New tests conducted by The National Museum of Norway – using technology to analyse the handwriting and compare it with the writing in the artist’s letters and diaries – have now confirmed the words were written by Munch himself.

“The writing is without a doubt Munch's own,” museum curator Mai Britt Guleng said.

“The handwriting itself, as well as events that happened in 1895, when Munch showed the painting in Norway for the first time, all point in the same direction.”

The message scrawled on Edvard Munch’s painting of The Scream (Borre Hostland / Courtesy of the National Museum, Norway)

Appearing on the Today show on BBC Radio 4, she explained that “curiously enough” there had been little speculation over the inscription until recently.

“[The message] can be read both as a statement of vulnerability [but also] showing us the painter who loved to provoke,” she said.

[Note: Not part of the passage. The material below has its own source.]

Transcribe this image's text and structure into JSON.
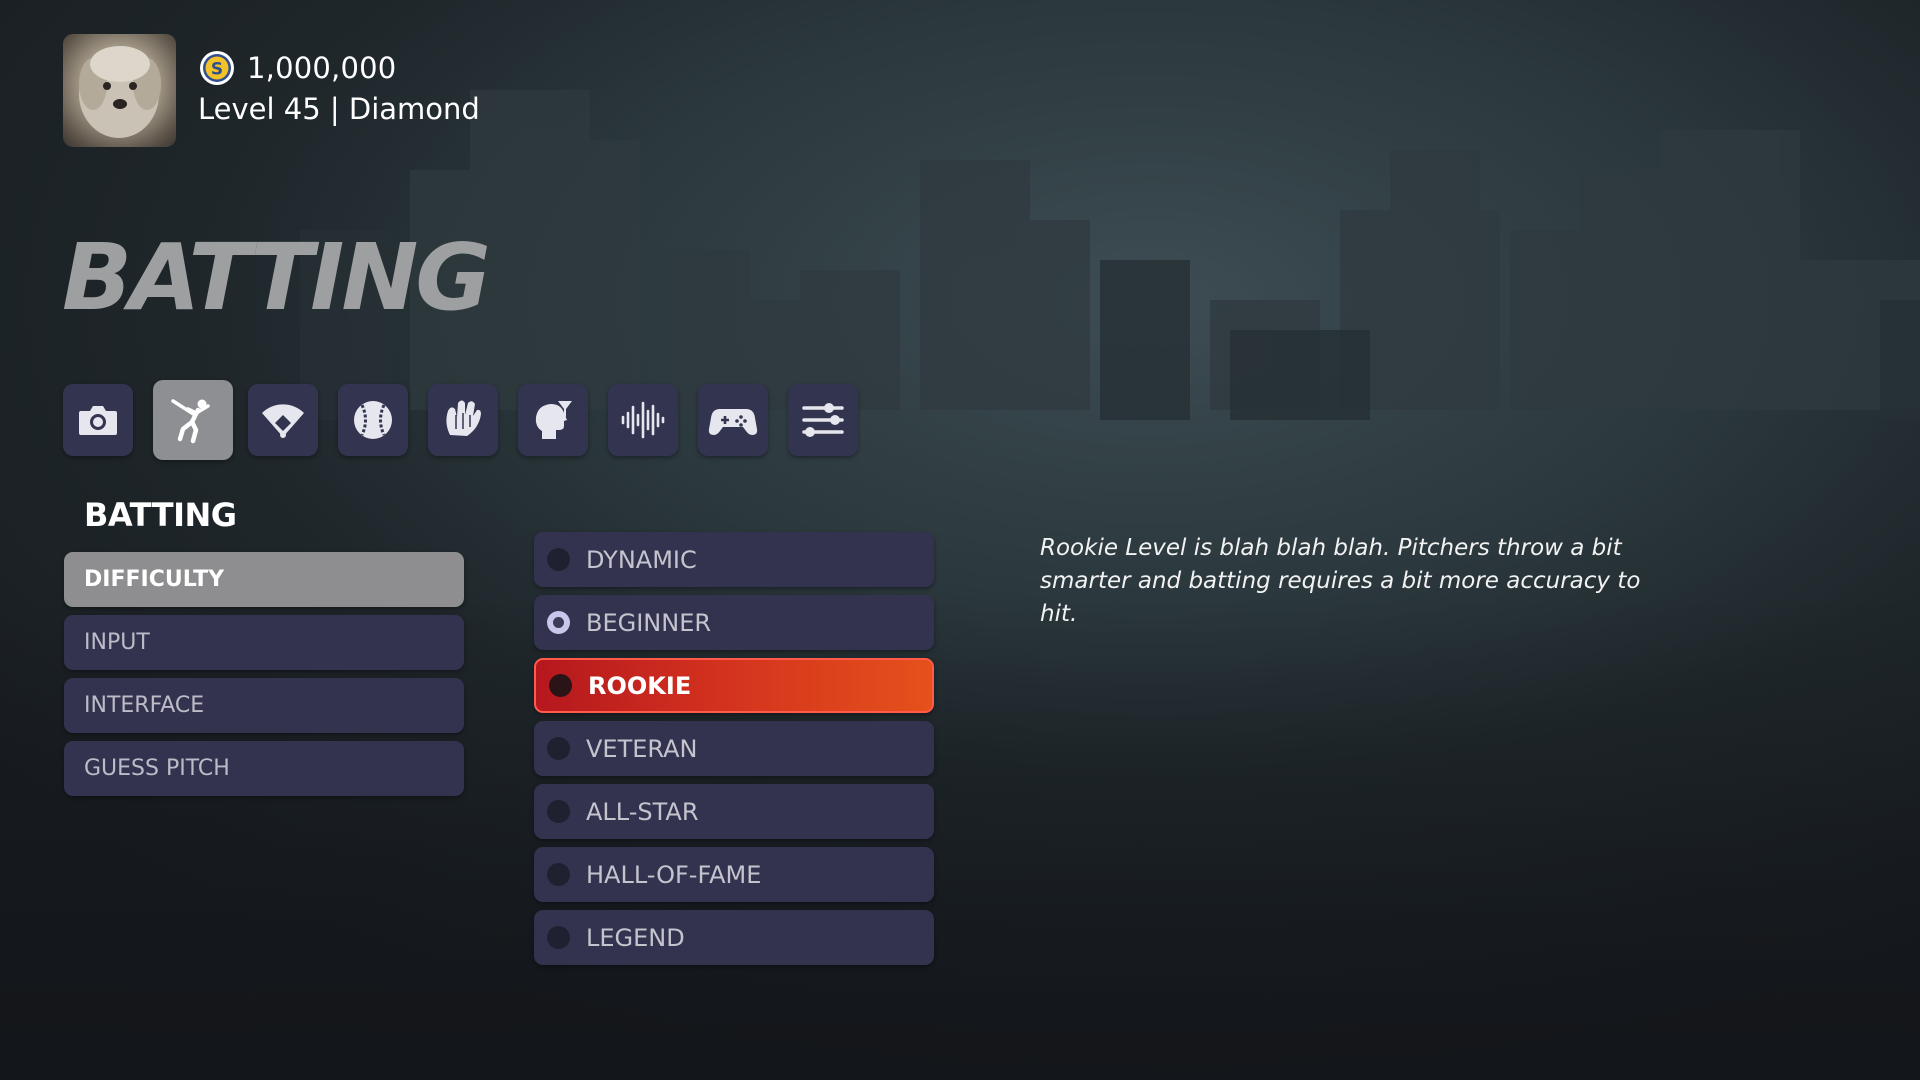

Munch created four versions of The Scream – two in paint and two in pastel – along with a lithograph stone from which a number of prints were made.

When the first version was first unveiled, it provoked heavy criticism along with gossip surrounding the state of Munch’s mental health.

It is believed that the artist, who was hurt by the reaction, added his statement to the painting after its first exhibition.

He was hospitalised after suffering a nervous breakdown in 1908.

The Scream will be exhibited with several other of Munch’s works in the newly constructed National Museum of Norway from 2022.